No basta con decidirse a iluminar un cuadro, debe entenderse la luz de cada objeto, el movimiento de la sombra que lo rodea. No es igual la reflejada en un libro que en la mano que lo sujeta, no es la misma en el vaso de agua que en la jarra de un vidrio más grueso. Me dedico a eso, a iluminar cada cosa, un rostro, unos ojos, un cuello de encaje, la espalda de una cítara, unos bolillos, un peinado.

Lo traslúcido es una enseñanza, lo es el polvillo del desván cuando movemos un mueble viejo y queda suspendido en la poca claridad que entra por la claraboya. Podemos tocar ese haz con las yemas de los dedos, desmigajarlo, como si viniera de un campo de espigas diminutas.
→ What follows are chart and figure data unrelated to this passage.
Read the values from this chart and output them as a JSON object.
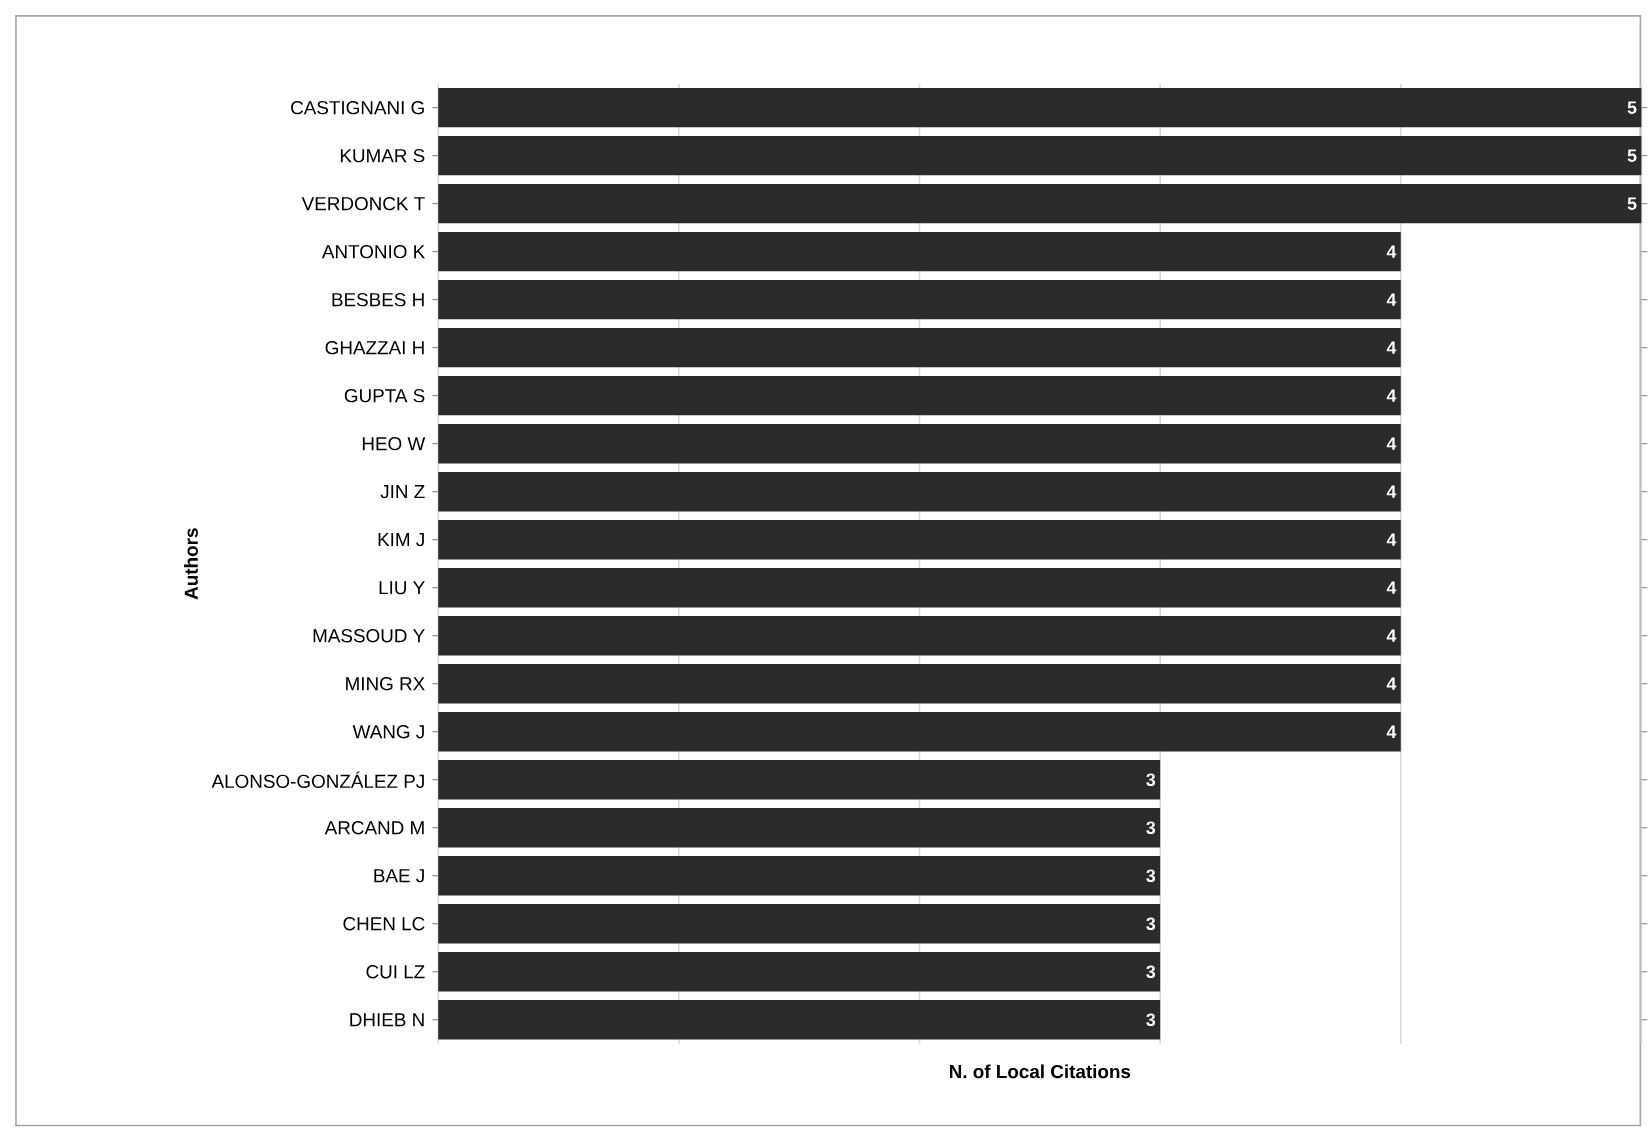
{
  "chart_data": {
    "type": "bar",
    "orientation": "horizontal",
    "categories": [
      "CASTIGNANI G",
      "KUMAR S",
      "VERDONCK T",
      "ANTONIO K",
      "BESBES H",
      "GHAZZAI H",
      "GUPTA S",
      "HEO W",
      "JIN Z",
      "KIM J",
      "LIU Y",
      "MASSOUD Y",
      "MING RX",
      "WANG J",
      "ALONSO-GONZÁLEZ PJ",
      "ARCAND M",
      "BAE J",
      "CHEN LC",
      "CUI LZ",
      "DHIEB N"
    ],
    "values": [
      5,
      5,
      5,
      4,
      4,
      4,
      4,
      4,
      4,
      4,
      4,
      4,
      4,
      4,
      3,
      3,
      3,
      3,
      3,
      3
    ],
    "color": "#2b2b2b",
    "xlim": [
      0,
      5
    ],
    "xticks": [
      {
        "value": 0,
        "label": null
      },
      {
        "value": 1,
        "label": null
      },
      {
        "value": 2,
        "label": null
      },
      {
        "value": 3,
        "label": null
      },
      {
        "value": 4,
        "label": null
      },
      {
        "value": 5,
        "label": null
      }
    ],
    "grid": "x",
    "data_labels": true,
    "tick_labels": "y",
    "xlabel": "N. of Local Citations",
    "ylabel": "Authors"
  }
}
Un día mientras caminaba con mi madre, vi un molino a mucha distancia, rayano en el horizonte. Me di cuenta entonces de que hasta llegar a él había que atravesar tantos grados de luz, tantas franjas, tantas capas, que de pronto pensé que era posible andar a través de la luz. 


Cada chimenea, cada torre, el cielo, que es el que decide los pigmentos, tienen su propia llama. La luz del agua aquietada y grisácea junto a una barca es diferente de la que fluye bajo el puente de piedra, ahí se vuelve más inquieta, no presiente lo profundo, brilla en sus sesgos, se riza. Los pañuelos de las mujeres son como aves que el sol, muy tibio, alumbra según la posición que ocupa. La proa de la nave de la derecha, incluso sus tracas, la aguja de la Nieuwe Kerk, que cambia según asciende, las dovelas de los arcos guardan su propia luminosidad.

Las nubes no tienen hermanas, no se parece demasiado, pese a que las consideremos iguales; unas flotan con su color de tormenta y otras van en ese vapor silencioso que no tienen intención de descargar; en los tejados hay luces entristecidas y otras que nacen, alegres; en los muros, en los umbrales, las sombras cuentan con el grosor del paso de las horas. Un poco de blanco en una puerta, apenas un pudoroso toque de pincel, abre un mundo y hace que la entrada en esa casa sea distinta.